A vacation in the UK last month included a quick side trip to Italy to see a cousin, not that we need any excuse to visit Italy! The flight from Gatwick to Pisa was over continuous cloud cover, unfortunately, but the return to Heathrow enjoyed perfect weather - at least as far as the English Channel! I could only get a seat behind the wing so the engine exhaust impacted several photos, but here are some I especially liked. More can be found in the Gallery of the Month; as always, click on any image to enlarge it.
This is about as typical an Italian village as you can find! Taken just after take-off from Pisa airport, I love the clusters of red-tiled buildings, and how the straight-edged fields contrast with the winding roads.
After take off we flew up the Western coast of Italy past several small ports; this one had some remarkably white mountains behind it. It turns out that these are the quarries for the world-renowned Carrara marble, used over the centuries for everything from Michelangelo's David to London's Marble Arch and the Peace Monument in Washington, DC.
Further north we passed over the extensive agricultural region of the Po Valley, which runs right up against the Alps. It also includes the industrial areas of Turin and Milan, and the vineyards of Asti!
Clear skies over the Alps gave some stunning views of the mountains. The center peak here is the Matterhorn, as impressive as ever, but while we also saw many glaciers, it was apparent that some were retreating quite rapidly, such as the one in the foreground on La Ruinette.
Heading into southern France I was struck again by the wonderful patterns created by farmers as they cope with the hilly topography and the need to maintain woodland among their fields.

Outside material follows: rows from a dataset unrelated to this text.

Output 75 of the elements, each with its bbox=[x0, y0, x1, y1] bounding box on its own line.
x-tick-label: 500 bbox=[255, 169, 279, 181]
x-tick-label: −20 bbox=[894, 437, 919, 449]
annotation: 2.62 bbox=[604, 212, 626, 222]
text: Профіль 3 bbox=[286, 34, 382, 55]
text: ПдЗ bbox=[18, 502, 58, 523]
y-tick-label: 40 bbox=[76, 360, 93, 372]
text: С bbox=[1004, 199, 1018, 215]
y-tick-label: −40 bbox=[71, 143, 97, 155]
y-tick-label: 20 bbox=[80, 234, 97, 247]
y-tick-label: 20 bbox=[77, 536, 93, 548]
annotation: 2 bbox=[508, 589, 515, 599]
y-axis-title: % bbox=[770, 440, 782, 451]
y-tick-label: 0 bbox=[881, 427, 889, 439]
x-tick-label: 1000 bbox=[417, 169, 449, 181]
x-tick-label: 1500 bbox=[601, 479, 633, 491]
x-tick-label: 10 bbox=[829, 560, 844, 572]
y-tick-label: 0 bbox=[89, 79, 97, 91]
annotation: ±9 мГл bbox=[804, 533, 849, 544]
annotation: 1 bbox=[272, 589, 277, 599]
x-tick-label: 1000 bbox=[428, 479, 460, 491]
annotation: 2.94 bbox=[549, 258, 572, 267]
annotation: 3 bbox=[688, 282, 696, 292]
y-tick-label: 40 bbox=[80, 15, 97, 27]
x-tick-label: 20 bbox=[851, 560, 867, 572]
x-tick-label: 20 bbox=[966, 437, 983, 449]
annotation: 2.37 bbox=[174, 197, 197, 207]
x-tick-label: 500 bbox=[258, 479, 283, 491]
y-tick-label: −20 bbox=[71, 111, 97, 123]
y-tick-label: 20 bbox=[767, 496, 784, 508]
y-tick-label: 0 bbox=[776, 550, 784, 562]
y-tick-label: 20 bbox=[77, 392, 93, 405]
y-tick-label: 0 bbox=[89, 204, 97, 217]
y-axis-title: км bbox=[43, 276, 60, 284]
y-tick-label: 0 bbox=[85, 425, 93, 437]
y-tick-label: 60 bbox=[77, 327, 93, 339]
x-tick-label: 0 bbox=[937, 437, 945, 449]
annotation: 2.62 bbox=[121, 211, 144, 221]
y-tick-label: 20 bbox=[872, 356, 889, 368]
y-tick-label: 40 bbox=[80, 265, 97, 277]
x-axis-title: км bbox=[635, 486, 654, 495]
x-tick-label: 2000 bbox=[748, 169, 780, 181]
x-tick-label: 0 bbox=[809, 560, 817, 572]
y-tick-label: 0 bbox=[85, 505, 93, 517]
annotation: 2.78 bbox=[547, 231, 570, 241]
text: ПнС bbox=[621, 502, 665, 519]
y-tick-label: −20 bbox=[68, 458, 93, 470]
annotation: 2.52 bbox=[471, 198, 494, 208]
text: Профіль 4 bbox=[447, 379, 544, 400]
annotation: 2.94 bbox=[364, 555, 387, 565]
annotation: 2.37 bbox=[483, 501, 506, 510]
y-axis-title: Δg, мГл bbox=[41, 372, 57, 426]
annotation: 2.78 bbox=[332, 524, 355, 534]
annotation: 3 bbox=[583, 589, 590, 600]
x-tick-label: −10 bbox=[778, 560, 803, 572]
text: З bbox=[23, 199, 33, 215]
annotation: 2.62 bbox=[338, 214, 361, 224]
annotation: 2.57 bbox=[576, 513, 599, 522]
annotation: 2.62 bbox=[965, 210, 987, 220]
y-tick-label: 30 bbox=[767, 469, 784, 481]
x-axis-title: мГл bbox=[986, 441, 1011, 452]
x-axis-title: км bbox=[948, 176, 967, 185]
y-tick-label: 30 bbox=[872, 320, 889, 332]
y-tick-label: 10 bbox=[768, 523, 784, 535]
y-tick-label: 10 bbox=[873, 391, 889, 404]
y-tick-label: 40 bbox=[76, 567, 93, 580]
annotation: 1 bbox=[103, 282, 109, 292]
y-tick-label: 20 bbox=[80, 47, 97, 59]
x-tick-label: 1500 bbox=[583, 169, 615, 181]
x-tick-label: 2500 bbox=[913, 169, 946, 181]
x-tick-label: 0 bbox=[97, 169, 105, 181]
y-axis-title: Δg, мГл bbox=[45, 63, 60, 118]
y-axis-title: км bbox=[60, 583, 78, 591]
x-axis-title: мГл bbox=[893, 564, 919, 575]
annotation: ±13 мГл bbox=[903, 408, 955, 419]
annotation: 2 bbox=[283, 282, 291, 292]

And sometimes the patterns seem to form something else, too; once I'd seen the "horns" at the top of these fields, the overall pattern seemed to me to resemble a Cubist's interpretation of a bull!
Where agriculture is king every available piece of land is used, not only where four rivers come together to provide irrigation for the fertile plains, but as far as the eye can see.
Even so, I'm at a loss to explain why there needed to be such a strong diagonal division between these fields! It makes for a striking composition, all the same.